The charges on Monday relate to two oil ventures that Platinum claimed were its most valuable holdings, Golden Gate Oil LLC and Black Elk Energy. Platinum claimed they were worth $292 million as of the end of 2014, about 37 percent of its main fund’s assets, according to prosecutors.

In reality, Golden Gate was a flop that never produced much oil, people familiar with the matter said in August. Black Elk Energy is now in bankruptcy and facing criminal charges in connection with an explosion that killed three workers. 

Based in large part on the inflated value of those assets, Platinum reported profits of about 10.8 percent in 2014 and 8.8 percent in 2015, prosecutors said. That allowed Platinum’s management to extract more than $91 million in incentive fees from 2012 to 2014, according to prosecutors.

‘Positive Outlook’

Throughout 2014, Platinum continued to inform investors and prospective investors that the fund had a "positive outlook," according to the U.S.

"Platinum Partners purported to be a standard bearer in the hedge-fund industry, reporting annual average returns of more than 17 percent since inception in 2003," Capers said. "In reality, their returns were the result of the overvaluation of their largest assets, which eventually led to Nordlicht and his co-conspirators operating Platinum like a Ponzi scheme." 

Montieth Illingworth, a spokesman for Platinum, declined to comment.

Prosecutors also charged David Levy, 41, co-chief investment officer, and Uri Landesman, 55, former president of Platinum’s signature fund, with securities fraud, conspiracy and other crimes, according to the eight-count indictment. The others charged were Joseph SanFilippo, chief financial officer, Joseph Mann, marketing employee, Daniel Small, managing director, and Jeffrey Shulse, Black Elk’s chief financial officer.

Uri Landesman

Photographer: Michael Nagle/Bloomberg

Levy, Landesman SanFilippo, Mann and Small all pleaded not guilty Monday. Shulse is scheduled to appear in federal court in Texas later Monday.

Andrew Levander, a lawyer for Nordlicht, and lawyers for Landesman and Shulse, didn’t immediately return voice-mail messages seeking comment about the arrests. Laywers for SanFilippo and Mann couldn’t immediately be determined.

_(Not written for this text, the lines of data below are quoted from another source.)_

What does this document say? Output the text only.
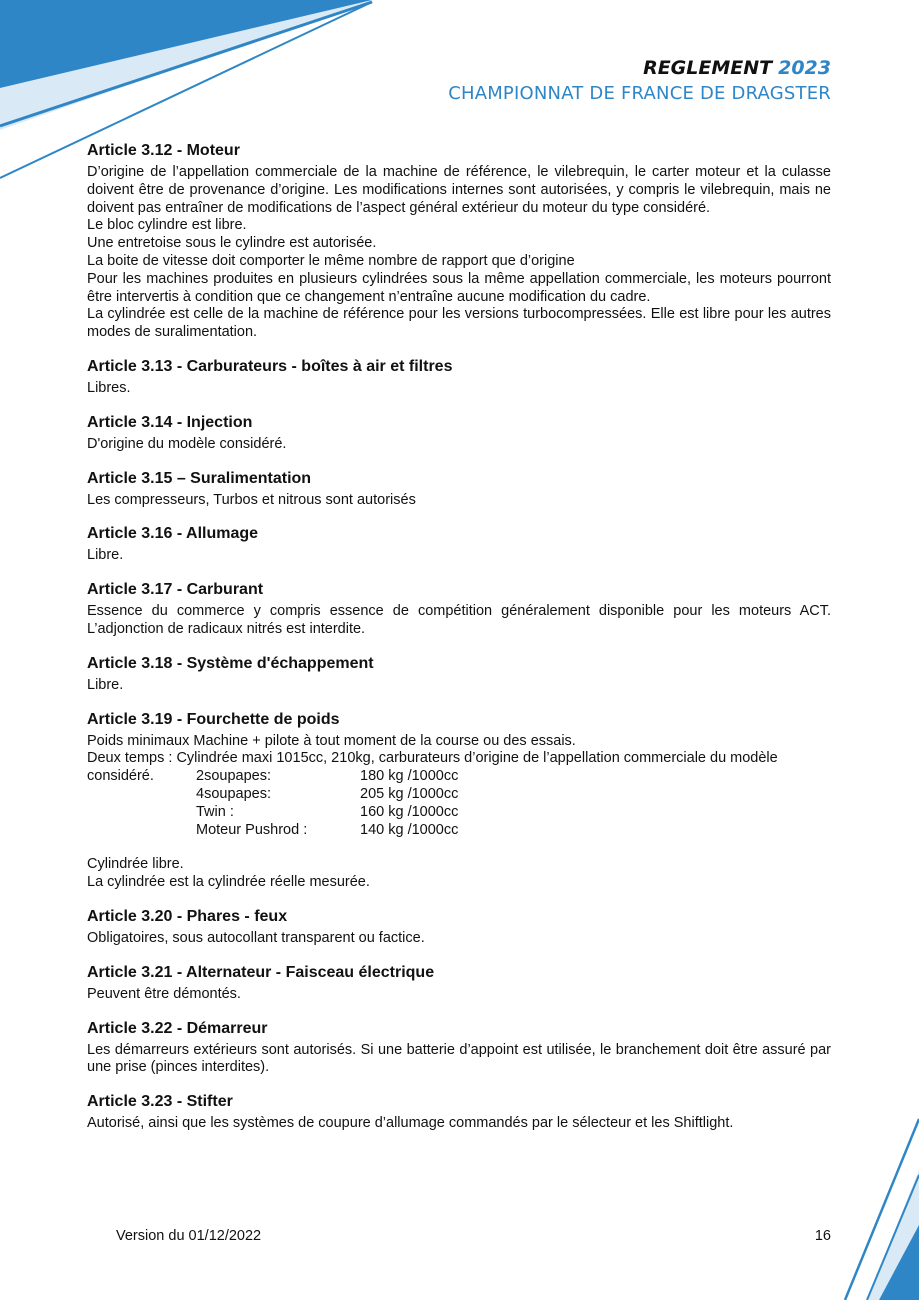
REGLEMENT 2023
CHAMPIONNAT DE FRANCE DE DRAGSTER
Article 3.12 - Moteur

D’origine de l’appellation commerciale de la machine de référence, le vilebrequin, le carter moteur et la culasse doivent être de provenance d’origine. Les modifications internes sont autorisées, y compris le vilebrequin, mais ne doivent pas entraîner de modifications de l’aspect général extérieur du moteur du type considéré.

Le bloc cylindre est libre.

Une entretoise sous le cylindre est autorisée.

La boite de vitesse doit comporter le même nombre de rapport que d’origine

Pour les machines produites en plusieurs cylindrées sous la même appellation commerciale, les moteurs pourront être intervertis à condition que ce changement n’entraîne aucune modification du cadre.

La cylindrée est celle de la machine de référence pour les versions turbocompressées. Elle est libre pour les autres modes de suralimentation.

Article 3.13 - Carburateurs - boîtes à air et filtres

Libres.

Article 3.14 - Injection

D'origine du modèle considéré.

Article 3.15 – Suralimentation

Les compresseurs, Turbos et nitrous sont autorisés

Article 3.16 - Allumage

Libre.

Article 3.17 - Carburant

Essence du commerce y compris essence de compétition généralement disponible pour les moteurs ACT. L’adjonction de radicaux nitrés est interdite.

Article 3.18 - Système d'échappement

Libre.

Article 3.19 - Fourchette de poids

Poids minimaux Machine + pilote à tout moment de la course ou des essais.

Deux temps : Cylindrée maxi 1015cc, 210kg, carburateurs d’origine de l’appellation commerciale du modèle

considéré.	2soupapes:	180 kg /1000cc
	4soupapes:	205 kg /1000cc
	Twin :	160 kg /1000cc
	Moteur Pushrod :	140 kg /1000cc

Cylindrée libre.

La cylindrée est la cylindrée réelle mesurée.

Article 3.20 - Phares - feux

Obligatoires, sous autocollant transparent ou factice.

Article 3.21 - Alternateur - Faisceau électrique

Peuvent être démontés.

Article 3.22 - Démarreur

Les démarreurs extérieurs sont autorisés. Si une batterie d’appoint est utilisée, le branchement doit être assuré par une prise (pinces interdites).

Article 3.23 - Stifter

Autorisé, ainsi que les systèmes de coupure d’allumage commandés par le sélecteur et les Shiftlight.

Version du 01/12/2022	16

"We look forward to reviewing the evidence and defending ourselves," said Michael Sommer, a lawyer for Levy. Seth Levine, a lawyer for Small, declined to comment on the charges.

‘Hail Mary’

In addition to the criminal charges, the Securities and Exchange Commission filed a parallel civil case against the men on Monday, with similar allegations. Platinum used misrepresentations to attract new investors while the fund was struggling, during what internal documents described as "Hail Mary time," according to the SEC.

Cayman Island liquidators for Platinum’s flagship fund filed a Chapter 15 bankruptcy petition on Oct. 18 and asked a judge to prevent anyone from disposing of the hedge fund’s assets without their permission.

At one point in December 2015, Nordlicht considered fleeing the country, according to federal prosecutors.

"(My wife) is literally making me get on Israel flight if we don’t connect and agree what we are doing," Nordlicht wrote in an e-mail to a colleague.

The case is U.S. v Nordlicht, 16-cr-640, U.S. District Court, Eastern District of New York (Brooklyn).